Airbnb has backtracked its earlier decision to remove listings in illegal Israeli settlements in the occupied West Bank. File pic
Airbnb has backtracked its earlier decision to remove listings in illegal Israeli settlements in the occupied West Bank, saying instead that it would donate profits generated in the entire area to charity.

The move is a sharp U-turn from its earlier announcement that it would stop listing the 200 controversial settlement accommodations in November, which was widely commended at the time. Airbnb also faced sharp rebukes from Israeli groups and was hit with Israeli and US lawsuits.

Airbnb said it had settled all lawsuits related to the policy and it would “not move forward with implementing the removal of listings in the West Bank from the platform.” 
It added that it would “take no profits from this activity in the region.” The statement refers to the “entire” West Bank, meaning Palestinian Airbnb listings are included despite not having anything to do with the controversial settlements.

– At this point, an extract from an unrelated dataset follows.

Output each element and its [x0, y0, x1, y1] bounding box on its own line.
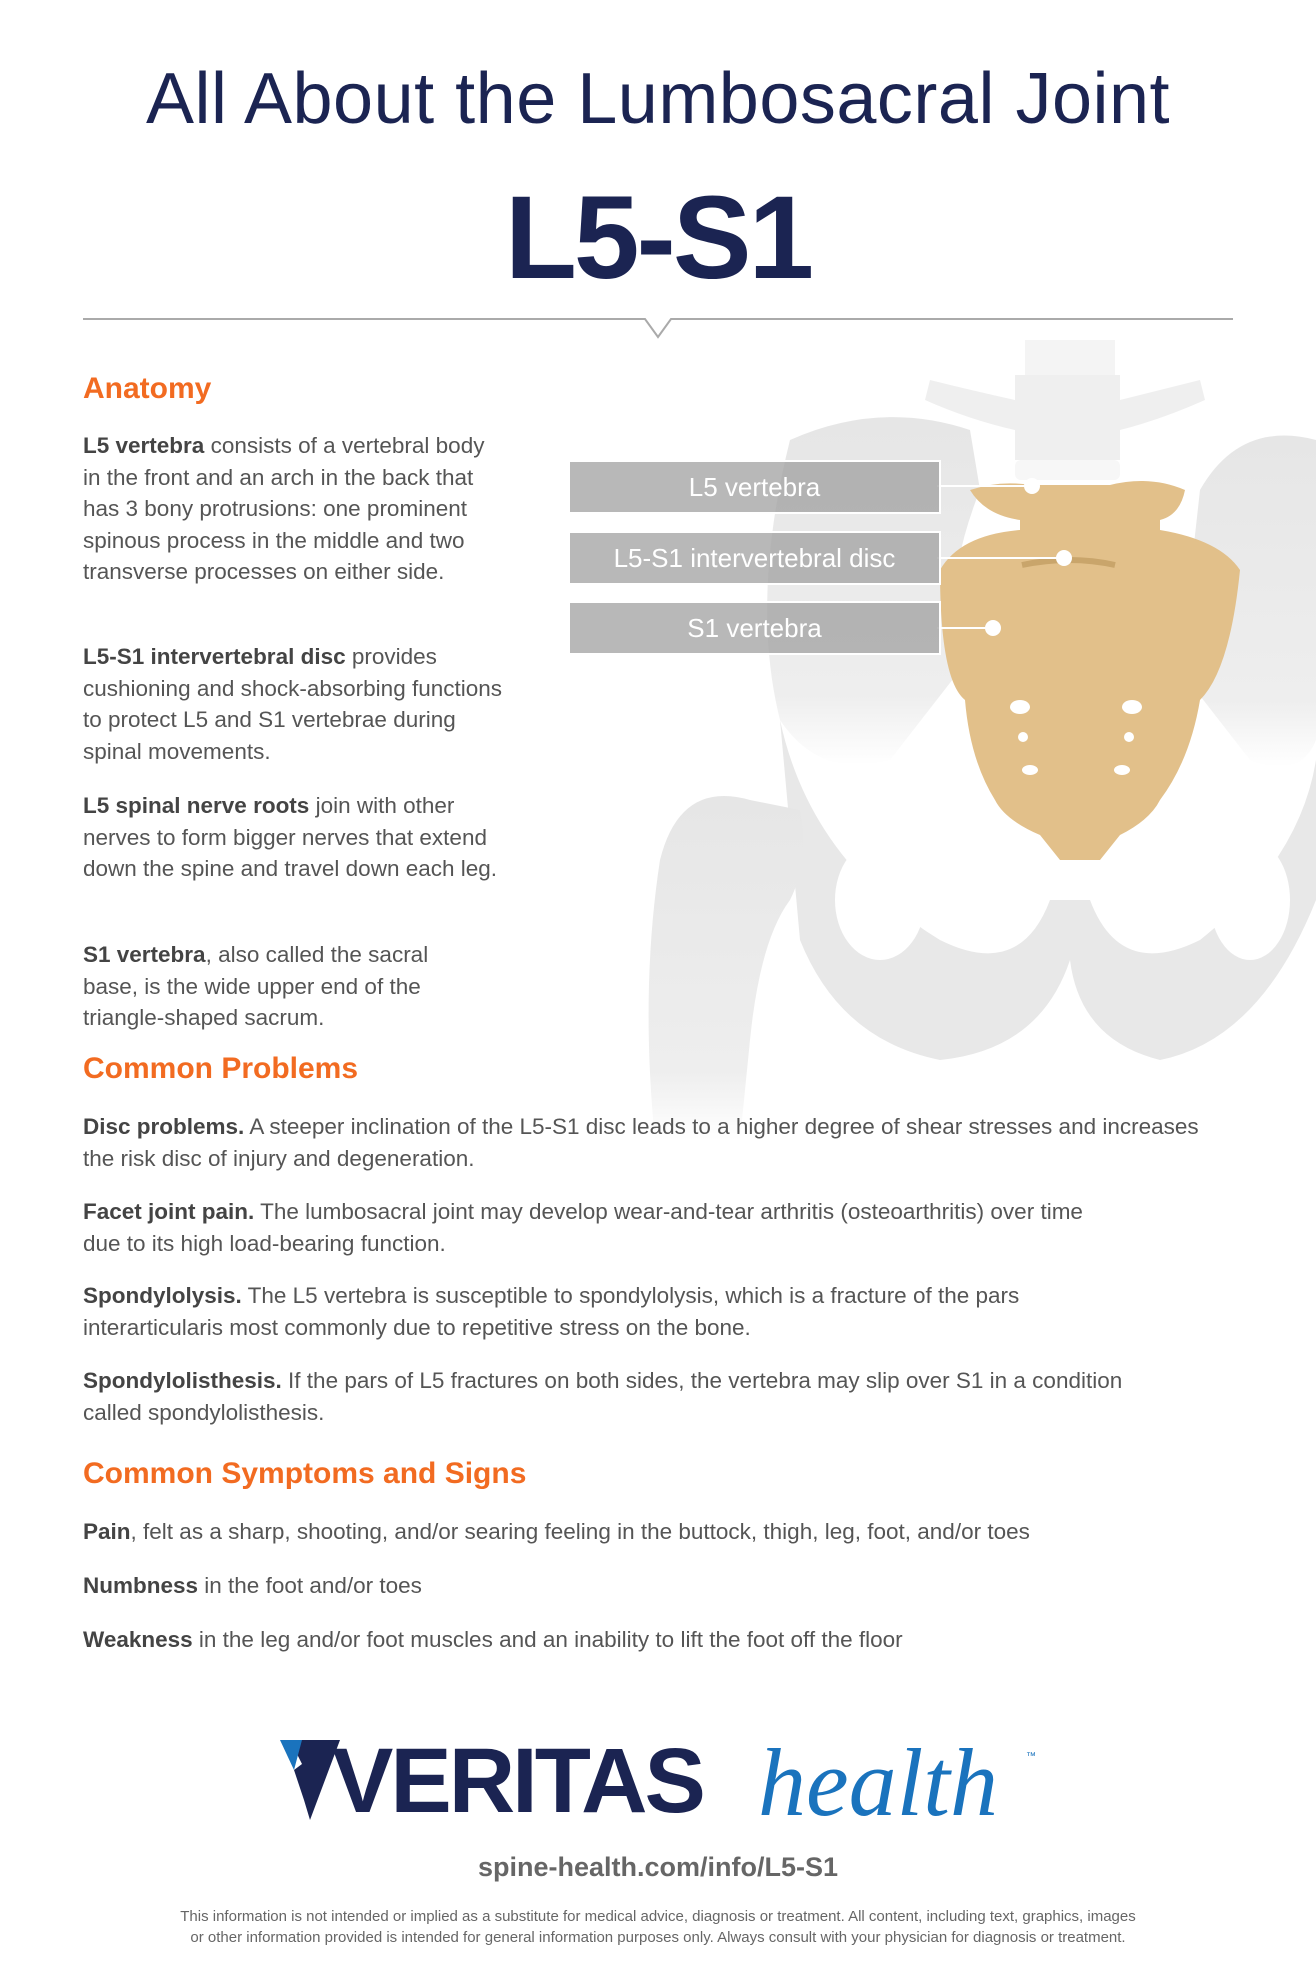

Israeli settlements built within the West Bank are seen as illegal by the international community, as they violate the Fourth Geneva Convention prohibiting an occupying power from transferring its citizens into the territory it occupies and displacing the population. Israel has occupied the West Bank since the 1967 war, and the West Bank and Gaza are considered to be the home of a future Palestinian state, should the two-state solution ever come to fruition.

“Airbnb’s disappointing decision appears to reverse their stance to fully respect rights,” Human Rights Watch said in a statement. “By continuing to do business in settlements, they remain complicit in the abuses settlements trigger.”

In January, Amnesty International accused Airbnb, Booking.com and other tourism sites of profiting from “war crimes” by offering services in illegal Israeli settlements.

After its November announcement, the company was sued by the Jerusalem District Court in a class action that accused it of “outrageous discrimination” and demanded damages. 
Two US federal courts in Delaware and California also filed suits, both framing the move as one made against Jewish-owned properties but not Muslim or Christian ones, despite the fact that the issue was based around Israeli settlements specifically, which are populated by Jewish settlers.

“Airbnb has never boycotted Israel, Israeli businesses, or the more than 20,000 Israeli hosts who are active on the Airbnb platform,” the company said.